Singapore home prices in biggest fall in seven years
Singapore home prices suffered the biggest drop in seven years, as developers offered discounts amid signals from the government that it won't roll back property curbs initiated in 2009.
An index tracking private residential prices fell 1.5pc in the three months ending September 30 from the previous quarter, the biggest decline since June 2009. Prices fell for the 12th straight quarter, the longest streak of quarterly losses since prices were first published in 1975, according to preliminary data released by the Urban Redevelopment Authority
The head of Singapore's central bank, Ravi Menon, said the city state doesn't plan to ease property curbs, even as home prices have fallen 11pc from a peak in September 2013 and sales have halved.
That's increasing the pressure on developers to offer discounts, payment programmes and other incentives to encourage sales.
"The haemorrhage continues for home prices," said Nicholas Mak, an executive director at SLP International Property Consultants in Singapore.
"The prices could be taking into account the delayed discounts offered in creative marketing by developers, which could be coming in with a lag."
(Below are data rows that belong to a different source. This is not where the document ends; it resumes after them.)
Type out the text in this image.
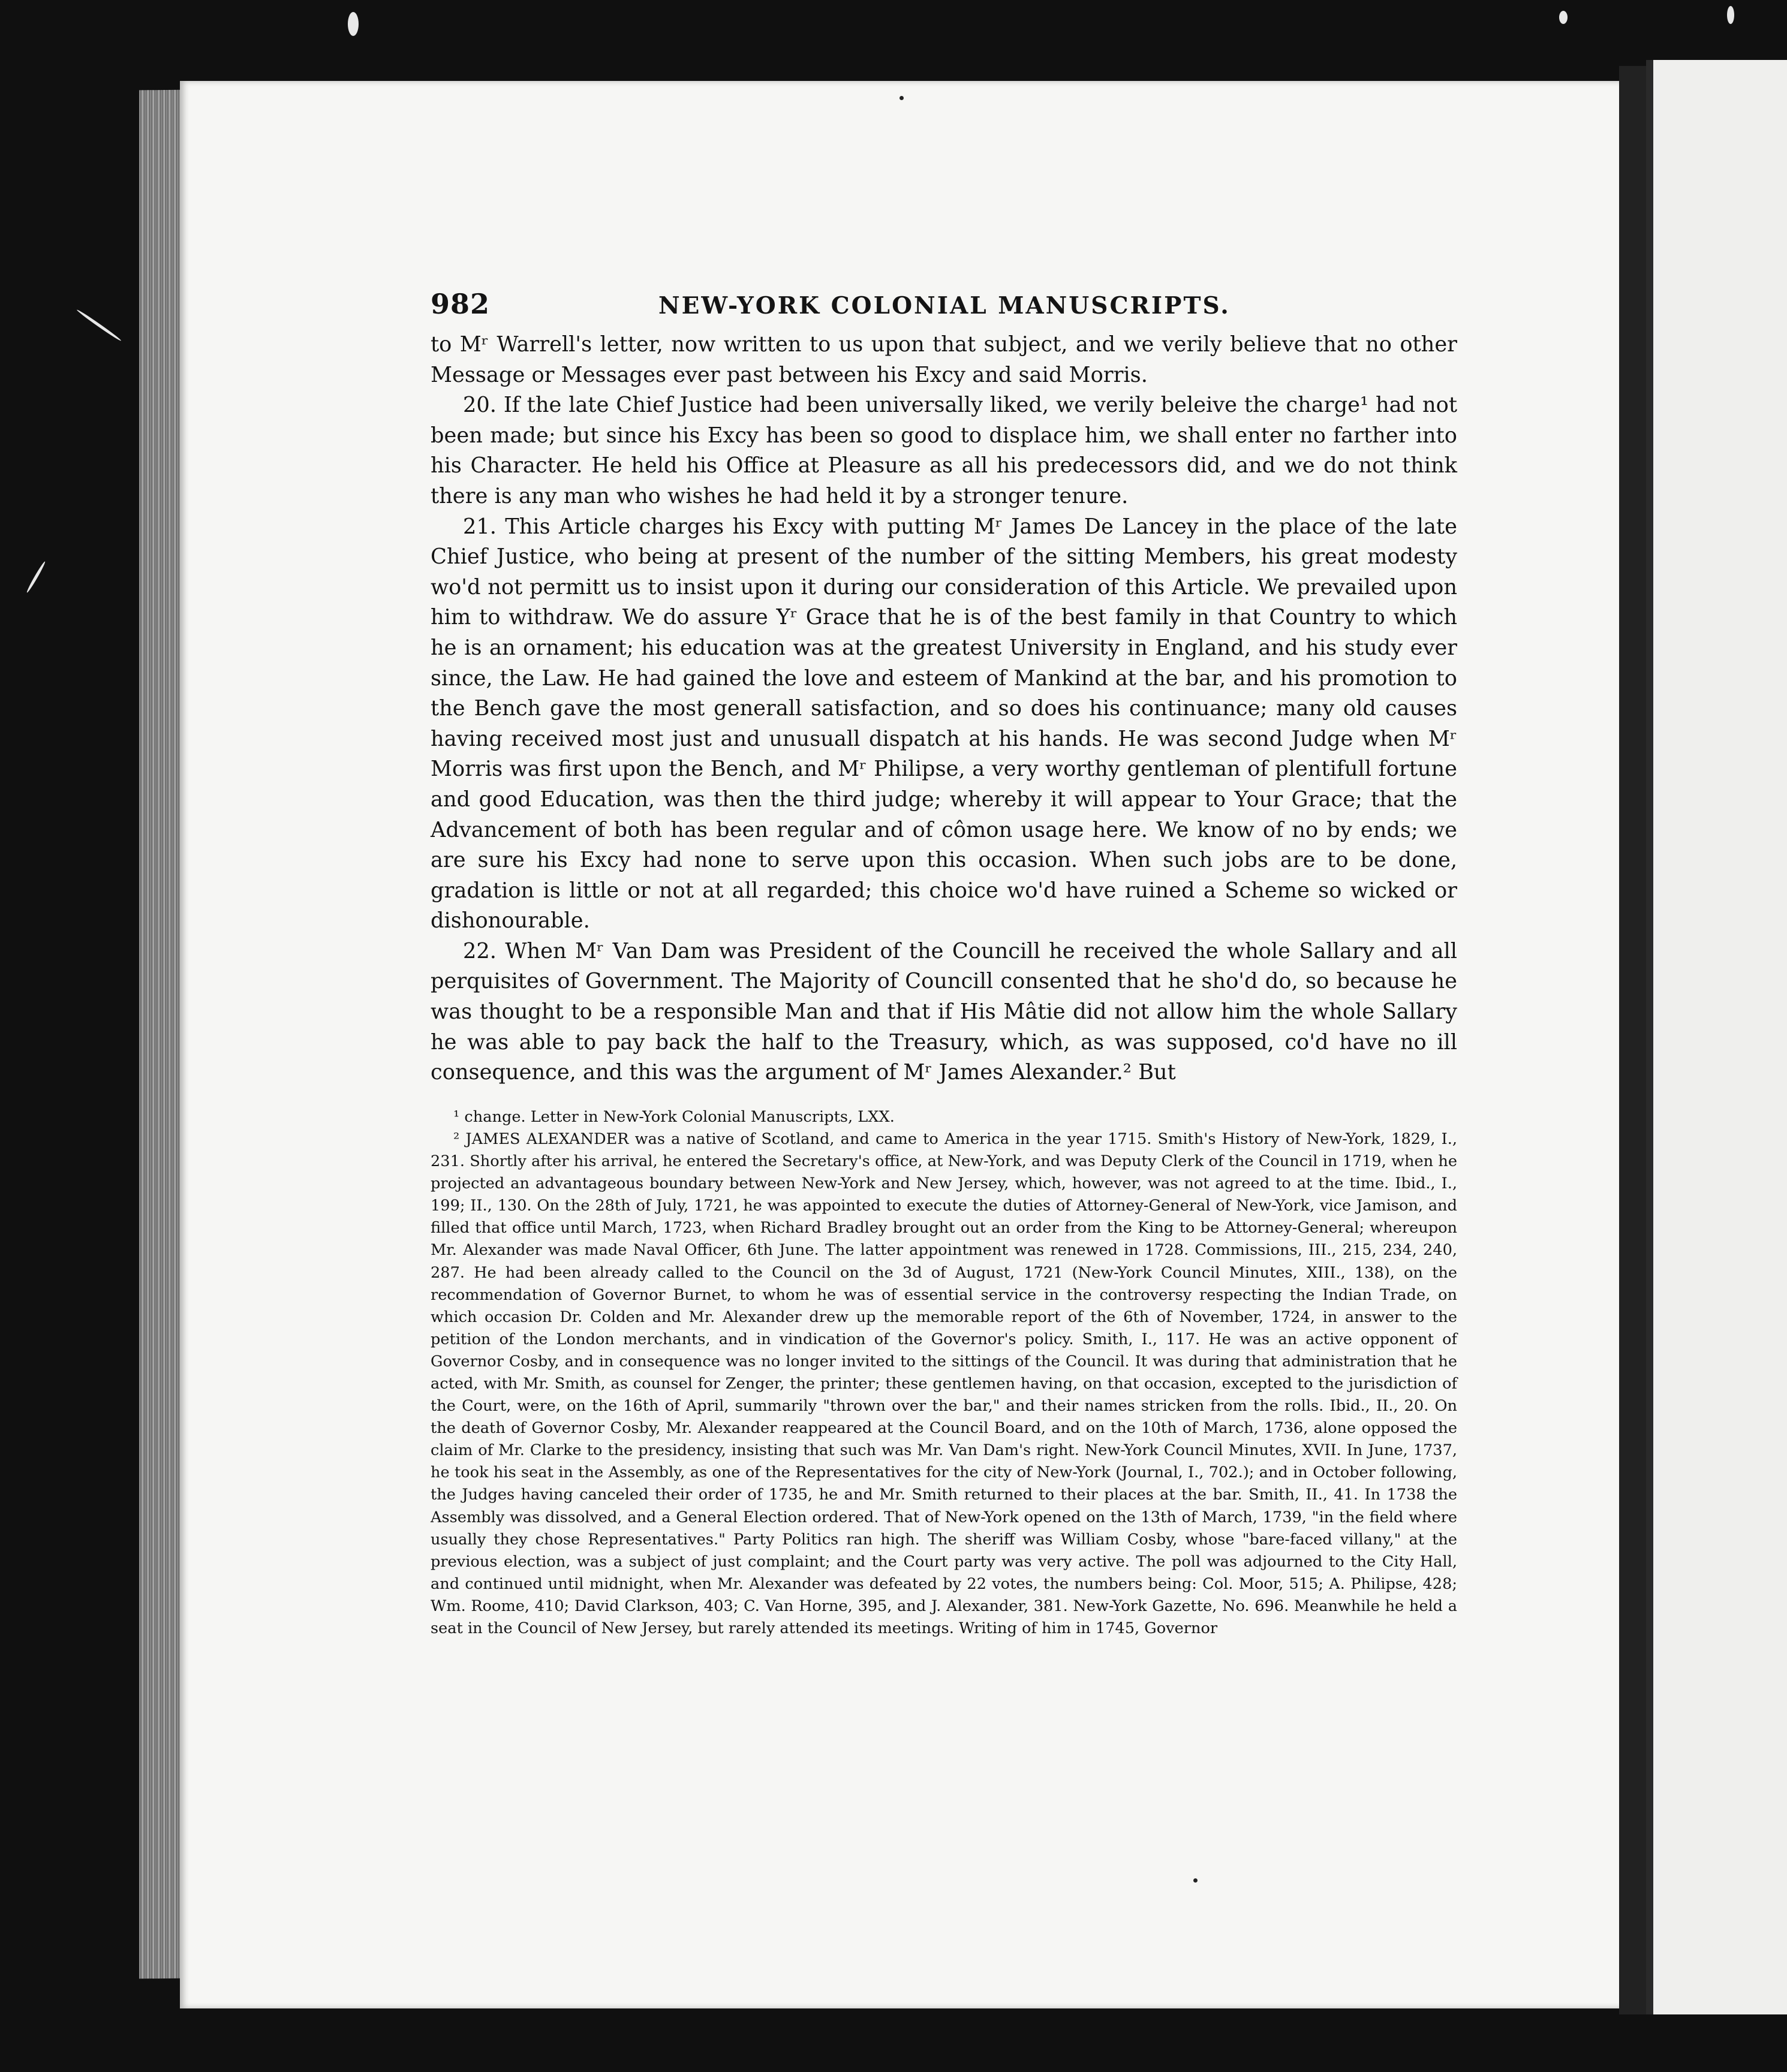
982	NEW-YORK COLONIAL MANUSCRIPTS.

to Mʳ Warrell's letter, now written to us upon that subject, and we verily believe that no other Message or Messages ever past between his Excy and said Morris.

20. If the late Chief Justice had been universally liked, we verily beleive the charge¹ had not been made; but since his Excy has been so good to displace him, we shall enter no farther into his Character. He held his Office at Pleasure as all his predecessors did, and we do not think there is any man who wishes he had held it by a stronger tenure.

21. This Article charges his Excy with putting Mʳ James De Lancey in the place of the late Chief Justice, who being at present of the number of the sitting Members, his great modesty wo'd not permitt us to insist upon it during our consideration of this Article. We prevailed upon him to withdraw. We do assure Yʳ Grace that he is of the best family in that Country to which he is an ornament; his education was at the greatest University in England, and his study ever since, the Law. He had gained the love and esteem of Mankind at the bar, and his promotion to the Bench gave the most generall satisfaction, and so does his continuance; many old causes having received most just and unusuall dispatch at his hands. He was second Judge when Mʳ Morris was first upon the Bench, and Mʳ Philipse, a very worthy gentleman of plentifull fortune and good Education, was then the third judge; whereby it will appear to Your Grace; that the Advancement of both has been regular and of cômon usage here. We know of no by ends; we are sure his Excy had none to serve upon this occasion. When such jobs are to be done, gradation is little or not at all regarded; this choice wo'd have ruined a Scheme so wicked or dishonourable.

22. When Mʳ Van Dam was President of the Councill he received the whole Sallary and all perquisites of Government. The Majority of Councill consented that he sho'd do, so because he was thought to be a responsible Man and that if His Mâtie did not allow him the whole Sallary he was able to pay back the half to the Treasury, which, as was supposed, co'd have no ill consequence, and this was the argument of Mʳ James Alexander.² But

¹ change. Letter in New-York Colonial Manuscripts, LXX.

² JAMES ALEXANDER was a native of Scotland, and came to America in the year 1715. Smith's History of New-York, 1829, I., 231. Shortly after his arrival, he entered the Secretary's office, at New-York, and was Deputy Clerk of the Council in 1719, when he projected an advantageous boundary between New-York and New Jersey, which, however, was not agreed to at the time. Ibid., I., 199; II., 130. On the 28th of July, 1721, he was appointed to execute the duties of Attorney-General of New-York, vice Jamison, and filled that office until March, 1723, when Richard Bradley brought out an order from the King to be Attorney-General; whereupon Mr. Alexander was made Naval Officer, 6th June. The latter appointment was renewed in 1728. Commissions, III., 215, 234, 240, 287. He had been already called to the Council on the 3d of August, 1721 (New-York Council Minutes, XIII., 138), on the recommendation of Governor Burnet, to whom he was of essential service in the controversy respecting the Indian Trade, on which occasion Dr. Colden and Mr. Alexander drew up the memorable report of the 6th of November, 1724, in answer to the petition of the London merchants, and in vindication of the Governor's policy. Smith, I., 117. He was an active opponent of Governor Cosby, and in consequence was no longer invited to the sittings of the Council. It was during that administration that he acted, with Mr. Smith, as counsel for Zenger, the printer; these gentlemen having, on that occasion, excepted to the jurisdiction of the Court, were, on the 16th of April, summarily "thrown over the bar," and their names stricken from the rolls. Ibid., II., 20. On the death of Governor Cosby, Mr. Alexander reappeared at the Council Board, and on the 10th of March, 1736, alone opposed the claim of Mr. Clarke to the presidency, insisting that such was Mr. Van Dam's right. New-York Council Minutes, XVII. In June, 1737, he took his seat in the Assembly, as one of the Representatives for the city of New-York (Journal, I., 702.); and in October following, the Judges having canceled their order of 1735, he and Mr. Smith returned to their places at the bar. Smith, II., 41. In 1738 the Assembly was dissolved, and a General Election ordered. That of New-York opened on the 13th of March, 1739, "in the field where usually they chose Representatives." Party Politics ran high. The sheriff was William Cosby, whose "bare-faced villany," at the previous election, was a subject of just complaint; and the Court party was very active. The poll was adjourned to the City Hall, and continued until midnight, when Mr. Alexander was defeated by 22 votes, the numbers being: Col. Moor, 515; A. Philipse, 428; Wm. Roome, 410; David Clarkson, 403; C. Van Horne, 395, and J. Alexander, 381. New-York Gazette, No. 696. Meanwhile he held a seat in the Council of New Jersey, but rarely attended its meetings. Writing of him in 1745, Governor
For example, developer OUE Ltd. offers four payment plans for its Twin Peaks condominium project off the prime Orchard Road shopping belt. The most popular of those is the deferred payment programme, where the buyer pays a small amount upfront and the rest over two years.
The existing stock of homes may take three years to sell, according to Augustine Tan, President of the Real Estate Developers' Association of Singapore.
The residential curbs include a cap on debt-repayment costs at 60pc of a borrower's monthly income and higher stamp duties on home purchases, after low interest rates and demand from foreign buyers raised concerns prices had risen too far too fast.
Apartment prices fell 1.8pc in prime districts in the three months ending September 30, reversing a 0.3pc gain in the previous quarter, the new data showed.
Those in the suburbs slid 1.2pc, while areas near prime districts declined 1.3pc from the previous quarter.
Still, Singapore remains a high-end housing market in Asia, and was ranked the most expensive to buy a luxury home after Hong Kong in the region, according to a 2016 Knight Frank wealth report.